Geo, no riots and no problems for many, many years.  The political unrest, etc. has given way to a better way of life, more employment and fairly stable politics.  Some figures you see have the unemployment rate there at 20%+, but that doesn't take into account most laborers, vendors, housekeepers, gardeners and many others who barter or are paid in cash.  The general consensus in Dominica is 'anyone who wants to work can find work', which equates to about 7-9% real unemployment.  This is fairly well supported by the general absense of crime...which Dominica, St.Barths, Provencales and Mustique boast the lowest crime rates in the Carribbean (from the EC).

The only issue I've found going back all the way to the early 90's was a money laundering situation with one of the banks there and involved a local Fund Raising Company...fairly large amount too, but all indications were it was a front for a drug cartel out of South America.  

It is a normal Island and all authorities recommend as they recommend for St.Barths...lock up or attend to your valuables and don't leave them unattended.  A girl age 28 &amp; very pretty just completed a 6 week stay on the Island researcing for a book on Eco Tourism...she walked all over the Island, mostly by herself &amp; although she said she felt unsafe at times, not one single problem.  That is pretty amazing in itself.

Ric

----------


## Seles

Answering my own post for whoever is interested.

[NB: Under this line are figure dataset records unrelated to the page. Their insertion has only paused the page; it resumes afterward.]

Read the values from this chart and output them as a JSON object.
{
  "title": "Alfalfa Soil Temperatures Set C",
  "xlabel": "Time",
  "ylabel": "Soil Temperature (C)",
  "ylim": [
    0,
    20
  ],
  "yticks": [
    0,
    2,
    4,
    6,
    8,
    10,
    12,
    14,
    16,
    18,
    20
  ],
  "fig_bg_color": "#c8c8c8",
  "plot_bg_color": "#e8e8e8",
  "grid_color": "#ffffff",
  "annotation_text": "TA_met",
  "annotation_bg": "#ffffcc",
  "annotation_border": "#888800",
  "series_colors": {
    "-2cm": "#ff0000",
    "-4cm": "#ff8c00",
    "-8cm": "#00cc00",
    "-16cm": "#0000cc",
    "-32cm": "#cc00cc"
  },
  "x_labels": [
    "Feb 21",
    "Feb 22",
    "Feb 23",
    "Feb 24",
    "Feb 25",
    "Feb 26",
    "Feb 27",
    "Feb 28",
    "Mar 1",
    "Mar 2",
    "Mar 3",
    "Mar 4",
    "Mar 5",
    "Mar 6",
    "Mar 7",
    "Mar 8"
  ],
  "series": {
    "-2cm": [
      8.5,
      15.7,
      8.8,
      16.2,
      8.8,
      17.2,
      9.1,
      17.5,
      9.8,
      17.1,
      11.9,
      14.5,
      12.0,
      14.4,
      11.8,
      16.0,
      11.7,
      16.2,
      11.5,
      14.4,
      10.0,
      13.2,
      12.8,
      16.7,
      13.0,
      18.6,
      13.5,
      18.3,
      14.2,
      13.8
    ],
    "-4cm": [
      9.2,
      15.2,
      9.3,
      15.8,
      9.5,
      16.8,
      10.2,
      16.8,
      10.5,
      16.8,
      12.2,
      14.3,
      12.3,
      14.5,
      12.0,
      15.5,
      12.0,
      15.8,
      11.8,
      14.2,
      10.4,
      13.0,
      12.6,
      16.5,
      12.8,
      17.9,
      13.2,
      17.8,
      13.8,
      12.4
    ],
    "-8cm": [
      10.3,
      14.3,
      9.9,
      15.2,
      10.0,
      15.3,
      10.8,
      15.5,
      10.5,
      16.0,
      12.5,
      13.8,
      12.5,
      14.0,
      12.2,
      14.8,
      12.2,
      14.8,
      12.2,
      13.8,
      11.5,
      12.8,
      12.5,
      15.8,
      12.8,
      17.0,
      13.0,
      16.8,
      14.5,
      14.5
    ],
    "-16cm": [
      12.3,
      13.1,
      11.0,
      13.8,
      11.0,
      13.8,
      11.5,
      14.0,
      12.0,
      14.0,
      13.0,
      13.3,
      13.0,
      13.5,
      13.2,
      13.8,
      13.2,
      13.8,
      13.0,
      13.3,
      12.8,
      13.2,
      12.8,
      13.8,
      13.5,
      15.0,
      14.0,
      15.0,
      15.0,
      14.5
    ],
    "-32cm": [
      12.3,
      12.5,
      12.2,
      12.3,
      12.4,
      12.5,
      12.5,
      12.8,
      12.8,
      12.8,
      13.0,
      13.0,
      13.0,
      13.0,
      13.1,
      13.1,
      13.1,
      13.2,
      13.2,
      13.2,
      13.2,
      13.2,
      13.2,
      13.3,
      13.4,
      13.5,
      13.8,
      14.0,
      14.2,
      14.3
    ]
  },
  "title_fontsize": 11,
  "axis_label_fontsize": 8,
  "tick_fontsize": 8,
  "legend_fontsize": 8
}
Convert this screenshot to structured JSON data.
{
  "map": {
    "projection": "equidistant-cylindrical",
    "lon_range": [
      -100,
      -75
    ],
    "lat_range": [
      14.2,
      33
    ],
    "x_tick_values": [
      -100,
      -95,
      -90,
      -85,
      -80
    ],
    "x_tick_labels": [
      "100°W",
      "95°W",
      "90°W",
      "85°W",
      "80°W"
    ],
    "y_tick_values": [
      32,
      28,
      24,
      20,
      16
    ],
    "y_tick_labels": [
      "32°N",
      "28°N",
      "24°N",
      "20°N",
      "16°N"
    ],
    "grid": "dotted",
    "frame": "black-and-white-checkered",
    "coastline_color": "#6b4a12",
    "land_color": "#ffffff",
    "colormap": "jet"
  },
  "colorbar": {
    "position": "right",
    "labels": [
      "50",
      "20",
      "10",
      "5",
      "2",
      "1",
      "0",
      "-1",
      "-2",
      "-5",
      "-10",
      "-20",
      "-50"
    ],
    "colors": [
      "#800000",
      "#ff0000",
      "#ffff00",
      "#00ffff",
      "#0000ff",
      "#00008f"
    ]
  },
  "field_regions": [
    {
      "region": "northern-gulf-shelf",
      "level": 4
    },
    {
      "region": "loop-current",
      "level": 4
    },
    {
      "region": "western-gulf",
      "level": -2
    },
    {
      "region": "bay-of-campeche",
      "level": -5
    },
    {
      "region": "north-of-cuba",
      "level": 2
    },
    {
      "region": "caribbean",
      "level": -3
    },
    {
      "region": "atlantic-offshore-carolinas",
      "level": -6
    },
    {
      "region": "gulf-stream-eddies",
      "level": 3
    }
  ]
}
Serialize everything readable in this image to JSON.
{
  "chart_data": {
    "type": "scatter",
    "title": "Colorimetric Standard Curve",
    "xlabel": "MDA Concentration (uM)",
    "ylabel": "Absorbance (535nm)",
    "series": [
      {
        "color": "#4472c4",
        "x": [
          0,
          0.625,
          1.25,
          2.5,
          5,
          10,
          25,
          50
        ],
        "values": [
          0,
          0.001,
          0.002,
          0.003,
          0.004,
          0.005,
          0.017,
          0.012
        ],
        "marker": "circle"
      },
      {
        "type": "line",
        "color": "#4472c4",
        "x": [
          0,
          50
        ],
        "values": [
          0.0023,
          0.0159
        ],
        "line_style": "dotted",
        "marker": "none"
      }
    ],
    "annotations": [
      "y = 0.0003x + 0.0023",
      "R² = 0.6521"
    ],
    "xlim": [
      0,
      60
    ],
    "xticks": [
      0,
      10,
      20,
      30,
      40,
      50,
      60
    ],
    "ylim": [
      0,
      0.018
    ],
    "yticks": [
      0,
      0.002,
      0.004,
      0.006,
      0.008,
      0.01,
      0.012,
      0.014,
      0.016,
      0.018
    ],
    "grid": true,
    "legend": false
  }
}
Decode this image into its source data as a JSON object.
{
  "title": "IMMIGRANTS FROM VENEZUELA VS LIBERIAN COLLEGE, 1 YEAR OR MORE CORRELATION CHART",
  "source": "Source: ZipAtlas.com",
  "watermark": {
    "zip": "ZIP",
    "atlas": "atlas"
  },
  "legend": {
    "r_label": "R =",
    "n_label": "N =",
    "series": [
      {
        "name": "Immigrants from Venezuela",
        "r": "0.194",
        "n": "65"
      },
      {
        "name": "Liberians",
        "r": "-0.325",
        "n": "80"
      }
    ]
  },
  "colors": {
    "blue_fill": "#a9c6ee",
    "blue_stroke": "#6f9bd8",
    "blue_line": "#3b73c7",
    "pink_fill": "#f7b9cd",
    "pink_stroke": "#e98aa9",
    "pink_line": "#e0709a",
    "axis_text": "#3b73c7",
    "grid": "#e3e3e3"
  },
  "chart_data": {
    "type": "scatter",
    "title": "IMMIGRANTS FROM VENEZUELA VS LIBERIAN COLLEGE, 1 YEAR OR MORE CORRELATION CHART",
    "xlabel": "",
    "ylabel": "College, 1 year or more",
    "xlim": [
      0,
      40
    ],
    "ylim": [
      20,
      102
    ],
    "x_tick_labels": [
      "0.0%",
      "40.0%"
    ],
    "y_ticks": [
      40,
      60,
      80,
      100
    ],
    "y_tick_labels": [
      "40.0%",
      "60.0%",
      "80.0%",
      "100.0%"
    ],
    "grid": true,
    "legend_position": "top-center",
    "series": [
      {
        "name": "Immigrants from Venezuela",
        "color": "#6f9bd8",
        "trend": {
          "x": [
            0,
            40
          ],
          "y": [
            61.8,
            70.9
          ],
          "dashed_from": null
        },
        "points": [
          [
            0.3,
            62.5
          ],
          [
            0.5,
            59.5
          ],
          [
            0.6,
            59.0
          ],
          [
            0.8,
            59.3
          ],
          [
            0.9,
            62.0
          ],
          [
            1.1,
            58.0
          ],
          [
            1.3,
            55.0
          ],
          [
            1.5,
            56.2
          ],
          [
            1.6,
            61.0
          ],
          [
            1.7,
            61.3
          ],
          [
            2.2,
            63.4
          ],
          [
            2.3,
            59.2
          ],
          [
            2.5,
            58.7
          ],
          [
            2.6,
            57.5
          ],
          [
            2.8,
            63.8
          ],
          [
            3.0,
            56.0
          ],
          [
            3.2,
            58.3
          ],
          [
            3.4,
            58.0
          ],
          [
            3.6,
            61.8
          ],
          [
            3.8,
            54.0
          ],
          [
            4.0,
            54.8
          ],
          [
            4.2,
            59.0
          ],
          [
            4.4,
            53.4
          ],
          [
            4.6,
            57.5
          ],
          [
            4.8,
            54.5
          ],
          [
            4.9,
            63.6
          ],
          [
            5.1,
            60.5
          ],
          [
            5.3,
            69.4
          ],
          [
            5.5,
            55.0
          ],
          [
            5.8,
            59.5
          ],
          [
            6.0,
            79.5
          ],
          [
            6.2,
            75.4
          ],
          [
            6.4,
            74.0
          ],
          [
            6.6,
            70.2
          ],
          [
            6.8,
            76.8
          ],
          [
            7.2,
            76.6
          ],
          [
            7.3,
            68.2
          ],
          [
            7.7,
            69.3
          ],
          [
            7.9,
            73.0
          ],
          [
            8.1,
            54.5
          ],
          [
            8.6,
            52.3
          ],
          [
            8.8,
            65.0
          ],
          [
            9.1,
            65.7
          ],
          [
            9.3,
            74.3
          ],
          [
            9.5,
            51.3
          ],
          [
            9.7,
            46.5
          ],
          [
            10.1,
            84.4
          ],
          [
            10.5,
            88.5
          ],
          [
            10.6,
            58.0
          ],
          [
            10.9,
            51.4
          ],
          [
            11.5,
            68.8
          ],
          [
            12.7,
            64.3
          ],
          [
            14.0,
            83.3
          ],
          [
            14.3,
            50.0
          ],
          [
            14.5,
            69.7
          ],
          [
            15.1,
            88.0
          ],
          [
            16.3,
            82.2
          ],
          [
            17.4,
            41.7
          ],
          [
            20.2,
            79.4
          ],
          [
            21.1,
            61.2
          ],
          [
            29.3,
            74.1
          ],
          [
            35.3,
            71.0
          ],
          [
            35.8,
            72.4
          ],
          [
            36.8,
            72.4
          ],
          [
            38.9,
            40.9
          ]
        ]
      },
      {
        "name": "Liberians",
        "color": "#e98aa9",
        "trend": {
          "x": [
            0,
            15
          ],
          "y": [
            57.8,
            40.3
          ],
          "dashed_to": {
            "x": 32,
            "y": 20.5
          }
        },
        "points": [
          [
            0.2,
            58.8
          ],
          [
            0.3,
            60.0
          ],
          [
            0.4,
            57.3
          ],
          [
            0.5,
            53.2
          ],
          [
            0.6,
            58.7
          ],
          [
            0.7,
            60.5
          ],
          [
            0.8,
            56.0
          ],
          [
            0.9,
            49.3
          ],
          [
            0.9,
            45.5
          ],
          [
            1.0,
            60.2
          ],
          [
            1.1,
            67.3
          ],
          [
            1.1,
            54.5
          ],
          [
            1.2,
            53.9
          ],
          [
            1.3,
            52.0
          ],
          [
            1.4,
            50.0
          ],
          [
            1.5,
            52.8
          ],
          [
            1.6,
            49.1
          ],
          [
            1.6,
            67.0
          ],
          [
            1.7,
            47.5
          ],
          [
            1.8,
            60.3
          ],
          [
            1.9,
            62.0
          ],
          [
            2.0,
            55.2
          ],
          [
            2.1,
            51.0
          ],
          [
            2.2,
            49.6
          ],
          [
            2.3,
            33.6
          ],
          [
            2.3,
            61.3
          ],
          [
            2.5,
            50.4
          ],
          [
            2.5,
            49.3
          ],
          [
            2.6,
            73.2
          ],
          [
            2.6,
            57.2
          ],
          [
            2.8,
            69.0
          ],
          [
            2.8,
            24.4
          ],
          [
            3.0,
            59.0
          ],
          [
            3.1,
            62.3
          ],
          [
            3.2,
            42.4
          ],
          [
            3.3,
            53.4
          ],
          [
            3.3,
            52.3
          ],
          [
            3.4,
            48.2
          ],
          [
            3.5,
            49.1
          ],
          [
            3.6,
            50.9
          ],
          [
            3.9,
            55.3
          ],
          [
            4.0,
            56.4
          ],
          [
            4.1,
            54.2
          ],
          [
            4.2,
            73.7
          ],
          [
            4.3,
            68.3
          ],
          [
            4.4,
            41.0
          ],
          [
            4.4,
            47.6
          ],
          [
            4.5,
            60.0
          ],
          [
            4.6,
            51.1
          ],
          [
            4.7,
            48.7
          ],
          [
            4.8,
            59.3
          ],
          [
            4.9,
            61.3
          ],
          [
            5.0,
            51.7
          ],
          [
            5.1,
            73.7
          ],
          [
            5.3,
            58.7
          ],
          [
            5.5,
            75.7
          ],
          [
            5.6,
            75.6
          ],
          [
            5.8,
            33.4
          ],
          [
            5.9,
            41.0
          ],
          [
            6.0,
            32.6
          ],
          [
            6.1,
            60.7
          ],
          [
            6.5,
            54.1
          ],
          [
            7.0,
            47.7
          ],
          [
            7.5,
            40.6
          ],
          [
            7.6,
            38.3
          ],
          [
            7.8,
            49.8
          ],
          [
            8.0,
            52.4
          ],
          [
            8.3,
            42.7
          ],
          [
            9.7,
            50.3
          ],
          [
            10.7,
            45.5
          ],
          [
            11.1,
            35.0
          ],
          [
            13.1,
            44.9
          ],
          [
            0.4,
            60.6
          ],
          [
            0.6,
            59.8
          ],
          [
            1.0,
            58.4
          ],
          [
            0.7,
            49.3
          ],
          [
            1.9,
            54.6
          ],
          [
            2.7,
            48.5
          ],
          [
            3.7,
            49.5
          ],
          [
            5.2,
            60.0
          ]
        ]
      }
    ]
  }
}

Dominica took a mild hit (Cat.1-2) from Hurricane Dean with 5 days of preparedness.   The Island faired well, but crops are gone and leaves of most trees/plants, etc are gone.  Agriculture which is major there is almost 100% gone.  Roads are in disrepair afterwards and communication is basic.  Elec. is back as other infrastructure, but all is damaged severely from a mild Hurricane.

Then on top of this a 4.2 earthquake happened off the coast of Dominica and affected a great deal.  Mudslides  and lots of rain caused rivers to overflow and flooding, etc.  Two deaths caused by mudslides, a young mother and her daughter.  Bless them.

Dominica will recover but interestingly it is evident that a Catastrophic H (Cat 4 or 5) would devastate this or any Island in the Caribbean, particularly the infrastructure.  It will take time to recover, but in 3 months after the growth is back the Hurricane effects will only be a memory.

Ric

----------